Один большущий рот с миллионом крошечных присосочек - он пережевывает, перемалывает меня, глотает по кусочку – мучительно. Мне не приходит в голову, что процесс этот не может быть остановлен, потому что он не может быть остановлен, потому что на переправе коней не меняют, и это еще старина Линкольн сказал, а уж такому уважаемому человеку, как Линкольн, может поверить даже такая нигилистка, как я. С другой стороны, если бы утверждение этого почтенного человека и гражданина не было так явно подкреплено моим собственным жизненным опытом, я бы, конечно, и его подвергла сомнению, но беда заключается в том, что именно мой жизненный опыт (и это, разумеется, для меня лично весит значительно больше, чем опыт всей американской истории) как нельзя лучше иллюстрирует линкольновский постулат. Год назад можно было говорить «нет». А сейчас уже было все равно, что говорить, потому что в такой ситуации даже слово «прекрати» может звучать только как «да».

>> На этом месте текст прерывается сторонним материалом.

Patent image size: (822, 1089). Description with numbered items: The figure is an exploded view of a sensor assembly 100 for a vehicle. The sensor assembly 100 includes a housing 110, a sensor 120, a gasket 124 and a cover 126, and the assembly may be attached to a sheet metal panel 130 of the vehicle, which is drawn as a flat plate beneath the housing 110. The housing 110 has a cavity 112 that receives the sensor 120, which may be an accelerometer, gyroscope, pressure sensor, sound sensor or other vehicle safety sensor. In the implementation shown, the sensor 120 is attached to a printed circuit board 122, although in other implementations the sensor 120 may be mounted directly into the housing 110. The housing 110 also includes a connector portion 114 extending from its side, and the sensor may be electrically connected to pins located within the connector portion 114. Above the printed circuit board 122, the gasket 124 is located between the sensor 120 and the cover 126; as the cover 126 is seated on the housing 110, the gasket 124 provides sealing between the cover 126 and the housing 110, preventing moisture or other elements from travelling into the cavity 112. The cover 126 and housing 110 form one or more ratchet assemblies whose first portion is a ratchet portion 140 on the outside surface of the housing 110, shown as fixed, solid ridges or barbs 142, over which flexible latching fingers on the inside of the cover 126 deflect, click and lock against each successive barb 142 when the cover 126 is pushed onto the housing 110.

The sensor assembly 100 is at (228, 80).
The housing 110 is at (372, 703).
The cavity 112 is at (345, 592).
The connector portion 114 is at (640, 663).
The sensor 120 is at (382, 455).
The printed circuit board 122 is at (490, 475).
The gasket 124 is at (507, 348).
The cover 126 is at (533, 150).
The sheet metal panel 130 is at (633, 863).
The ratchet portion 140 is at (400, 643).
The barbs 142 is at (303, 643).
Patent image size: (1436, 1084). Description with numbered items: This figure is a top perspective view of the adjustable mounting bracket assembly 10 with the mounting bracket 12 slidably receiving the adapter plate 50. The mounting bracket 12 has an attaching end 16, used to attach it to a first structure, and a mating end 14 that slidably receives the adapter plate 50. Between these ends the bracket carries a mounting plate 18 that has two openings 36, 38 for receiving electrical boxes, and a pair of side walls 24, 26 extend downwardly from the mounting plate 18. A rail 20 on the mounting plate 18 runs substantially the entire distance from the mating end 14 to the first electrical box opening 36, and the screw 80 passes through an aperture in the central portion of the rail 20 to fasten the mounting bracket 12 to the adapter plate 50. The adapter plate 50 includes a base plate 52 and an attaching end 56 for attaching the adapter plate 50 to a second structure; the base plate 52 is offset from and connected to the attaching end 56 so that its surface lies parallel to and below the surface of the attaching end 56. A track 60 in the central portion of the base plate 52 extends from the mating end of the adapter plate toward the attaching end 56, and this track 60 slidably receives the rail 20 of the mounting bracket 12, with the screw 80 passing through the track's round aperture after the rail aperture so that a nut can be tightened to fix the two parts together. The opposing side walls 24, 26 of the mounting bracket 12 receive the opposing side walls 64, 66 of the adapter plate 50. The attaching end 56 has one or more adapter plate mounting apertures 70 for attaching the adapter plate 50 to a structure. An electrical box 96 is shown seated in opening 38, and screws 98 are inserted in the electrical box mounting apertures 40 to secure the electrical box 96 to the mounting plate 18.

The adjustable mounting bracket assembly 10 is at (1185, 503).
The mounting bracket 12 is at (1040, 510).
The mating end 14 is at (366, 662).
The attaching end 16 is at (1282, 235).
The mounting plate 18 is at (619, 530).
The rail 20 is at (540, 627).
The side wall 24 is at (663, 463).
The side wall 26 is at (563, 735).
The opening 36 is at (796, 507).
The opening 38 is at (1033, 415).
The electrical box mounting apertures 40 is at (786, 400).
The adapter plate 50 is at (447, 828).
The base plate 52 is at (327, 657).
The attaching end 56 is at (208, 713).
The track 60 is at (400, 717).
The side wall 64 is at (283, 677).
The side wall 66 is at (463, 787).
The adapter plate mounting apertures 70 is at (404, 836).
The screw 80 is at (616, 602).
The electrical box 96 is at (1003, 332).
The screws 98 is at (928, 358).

Spiderman is having me… Я подставляю голодным губам все, что у меня есть, не скрывая ничего, словно свидетель на допросе, поклявшийся говорить правду, только правду, и ничего, кроме правды. Я отдаю тебе ямку возле шеи, татуировку на левом плече, розовый жесткий соск, серединку потной ладошки, три родинки чуть выше правого бедра, дрожащие колени, замерзшие ступни – ничего, кроме этой правды, у меня, по сути, и нет.
Никогда не было.
Внезапно с музыкальностью, достойной несмазанных ворот, чуть приоткрывается дверь и в комнату в полоске коридорного света величественно заходит Муся. Ты останавливаешься и тихонько смеешься, свободной рукой, не глядя, прикрываешь дверь и протягивешь ладонь к нахальной морде со светящимися глазами:
- И тебе? Тебе тоже хочется?
- Оставь ее, пусть ходит, - я пытаюсь вернуть тебя к себе, в себя, но рядом с Мусей я не конкуретноспособна. «Пусть ходит» не получается – да и глупо было бы ожидать: что я Муську не знаю, что ли?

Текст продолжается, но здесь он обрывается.